The main reason it is taught is because it is easy to teach and it is easy to do. Unfortunately that has nothing to do with actually working in the real world. This technique is easy to know and learn, but after a maximum of 15 minutes of working it, there’s not one human being on the planet who would be able to use it under actual conditions if that’s their total experience and time invested. And shame on any instructor who would suggest otherwise.
Think of any other physical activity that we would do.Learning how to play guitar for instance. I’m sure there are a lot of people Out there who have taken up the guitar. Learning to play a cord or a note is not that difficult. However anybody who has done it will know it can take days, weeks, months or even years to actually be able to play a song that sounds like a song. The technique of guitar playing is fairly simple but the execution is incredibly complex.
For those reading this who have spent any time learning Defensive gun use, Think back to your first class. Draw stroke, presentation, Smooth trigger press, recoil control, follow through.
All things that are simple and easy to follow. But how long did it take you to get reasonably proficient at these very simple actions? Did you have a perfect trigger press right after the instructor told you what that was? Did you have a perfect draw stroke every single time during each following drill? Was every piece of the shooting cycle perfectly executed every single time? No, of course not. Mistake after mistake after mistake, round after round after round. Maybe after hours and hours and weeks of dry fire practice and 1000 rounds of live ammo you started to pick it up. Is that all there is to it at that point or do we still have to work? The answer of course is yes. That is why we continue to take more and more shooting classes because as we learn more we get better, but we need that practice especially under the eye of an instructor. Has the technique changed one bit? HAs the draw stroke become different? Has theTrigger press changed? Is there a new way to work on follow through? No. The effort is all about becoming functional in the technique that we learned long before. And that only comes from continually work, repetition, and drilling. In other words, time and effort. Just learning a new technique is only the smallest and least useful part of the paradigm.

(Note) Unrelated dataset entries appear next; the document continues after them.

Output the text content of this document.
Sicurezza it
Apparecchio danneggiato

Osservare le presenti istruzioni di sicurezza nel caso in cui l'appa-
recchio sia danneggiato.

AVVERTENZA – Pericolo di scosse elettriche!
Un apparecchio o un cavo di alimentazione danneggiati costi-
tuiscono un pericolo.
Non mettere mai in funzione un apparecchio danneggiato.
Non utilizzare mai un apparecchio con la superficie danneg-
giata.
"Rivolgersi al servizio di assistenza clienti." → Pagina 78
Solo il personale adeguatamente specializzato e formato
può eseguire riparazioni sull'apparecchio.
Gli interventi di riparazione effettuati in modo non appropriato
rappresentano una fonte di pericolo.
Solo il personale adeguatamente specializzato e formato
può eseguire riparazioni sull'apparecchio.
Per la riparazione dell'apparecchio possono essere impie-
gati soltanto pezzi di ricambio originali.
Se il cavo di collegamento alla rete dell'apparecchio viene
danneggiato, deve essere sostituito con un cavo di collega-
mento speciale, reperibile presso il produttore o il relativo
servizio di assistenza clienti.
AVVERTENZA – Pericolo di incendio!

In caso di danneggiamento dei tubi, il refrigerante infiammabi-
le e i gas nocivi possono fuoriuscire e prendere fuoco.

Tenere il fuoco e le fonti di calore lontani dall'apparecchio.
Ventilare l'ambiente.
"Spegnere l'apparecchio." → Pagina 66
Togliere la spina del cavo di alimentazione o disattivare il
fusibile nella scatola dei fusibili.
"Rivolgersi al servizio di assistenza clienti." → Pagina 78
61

Refer above to my retention shooting example. Easy technique, but one that will take much effort before you can even slightly rely on it for the real world.
Where this is a great issue is in grappling. Grappling, either standing or on the ground, is the most chaotic and variable aspect of human combat. Even the smallest fractional physical change can completely alter the course of the fight, and that change can literally happen in the blink of an eye. It takes a lot of work to be able to process these changes against a true resisting opponent. Just knowing a move is close to useless.
When jiu-jitsu first started making its global impact in the late 80s and early 90s, a lot of traditional martial artists were threatened. Rather than accept and admit they were inadequately prepared to deal with grapplers, many of them would talk about their “hidden” moves in the set forms without understanding that you can have thousands of hidden moves, but if you are not practicing them, and practicing them correctly (against a physically resisting opponent, with mental will to do so, and has malevolent intent to make you lose as well as the freedom of action to do whatever he wants) than the chance they will be able to use any of their secret moves in real time is slim and none.
Similarly, if someone who has almost zero legitimate grappling background and their martial background is a striking based system, said person will have no clue how to be successful at any grappling moves, and has even less chance of teaching it, regardless of how much knowledge he has from reading books, or watching instructional videos.
If someone is trying to tell you here are the hacks to be successful at anything self-preservation related, and they are focused on technique, know that they are frauds.